Gecode offers two things: A shared C++ library, and a flatzinc
programming language implementation.

Minizinc is a programming language as well, whose implementation works
by turning minizinc programs to flatzinc and uses an implementation to
execute it.  Much like the numerous languages outputting C or JS.
Minizinc also requires Gecode library to compile itself, but that's an
independent use from invoking a flatzinc executable.
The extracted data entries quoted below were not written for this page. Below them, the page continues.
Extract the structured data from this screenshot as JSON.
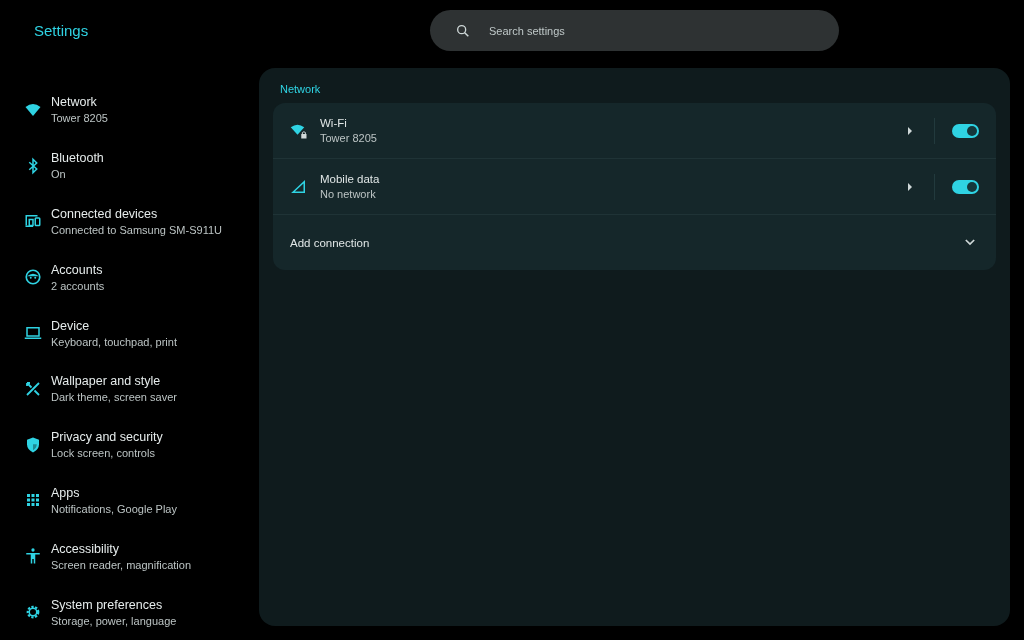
{
  "app_title": "Settings",
  "search": {
    "placeholder": "Search settings"
  },
  "sidebar": {
    "items": [
      {
        "title": "Network",
        "subtitle": "Tower 8205"
      },
      {
        "title": "Bluetooth",
        "subtitle": "On"
      },
      {
        "title": "Connected devices",
        "subtitle": "Connected to Samsung SM-S911U"
      },
      {
        "title": "Accounts",
        "subtitle": "2 accounts"
      },
      {
        "title": "Device",
        "subtitle": "Keyboard, touchpad, print"
      },
      {
        "title": "Wallpaper and style",
        "subtitle": "Dark theme, screen saver"
      },
      {
        "title": "Privacy and security",
        "subtitle": "Lock screen, controls"
      },
      {
        "title": "Apps",
        "subtitle": "Notifications, Google Play"
      },
      {
        "title": "Accessibility",
        "subtitle": "Screen reader, magnification"
      },
      {
        "title": "System preferences",
        "subtitle": "Storage, power, language"
      }
    ]
  },
  "section": {
    "heading": "Network",
    "rows": [
      {
        "kind": "toggle",
        "title": "Wi-Fi",
        "subtitle": "Tower 8205",
        "on": true
      },
      {
        "kind": "toggle",
        "title": "Mobile data",
        "subtitle": "No network",
        "on": true
      },
      {
        "kind": "expand",
        "title": "Add connection",
        "expanded": false
      }
    ]
  }
}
Indeed, flatzinc has multiple implementations and minizinc has support
for picking one among them.  Gecode's is just the default one and the
one minizinc is bundled with in their upstream binaries.  Debian has
two others packaged, chuffed and ortools.  Unfortunately chuffed is
only a partial implementation and ortools is currently uninstallable
and updating it is pending on absl library upgrade (which is no mean
feat).

Gecode has last had a release in 2019 and the flatzinc implementation
offered by it is not sufficient to run current minizinc programs.  A
new Gecode release would be ideal but unfortunately prodding upstream
is unlikely to have any quick results as the person who used to do
them has passed away since.  Minizinc is actively developed and has
frequent releases.

The current release of Gecode is still sufficient for Minizinc's use
of it as a library and I expect it's going to remain that way.

Just packaging a Gecode snapshot would solve the issues, but it would
imply taking over the SONAME and I'm not willing to do that.  ABI
changes are upstream's call.

I'm considering packaging Gecode again as gecode-snapshot and also
keep the original gecode package.  I'd remove the flatzinc executable
from the original and only offer flatzinc from gecode-snapshot.

Alternatively I could pick another flatzinc as a default.  None of the
currently packaged options are up to the task and I'd have to pick yet
another one to package.  There are options, some of which are free
software.

Another option would be to update to the snapshot and still offer a
library but move it to some private directories and tell minizinc to
use it from there and users to not touch it.  There are no current
rdepends on it other than minizinc.  It wouldn't serve well any users
who would be using the library and it'd feel making an even more of a
special case of this compared to just going with gecode-snapshot.

If nobody objects I'll proceed with an ITP on gecode-snapshot.  If and
when upstream makes a release I'll retire the package.

This all relates to #1073819.  I looked at it but there's a limit to
what I can do to enable minizinc's features without touching the ABI.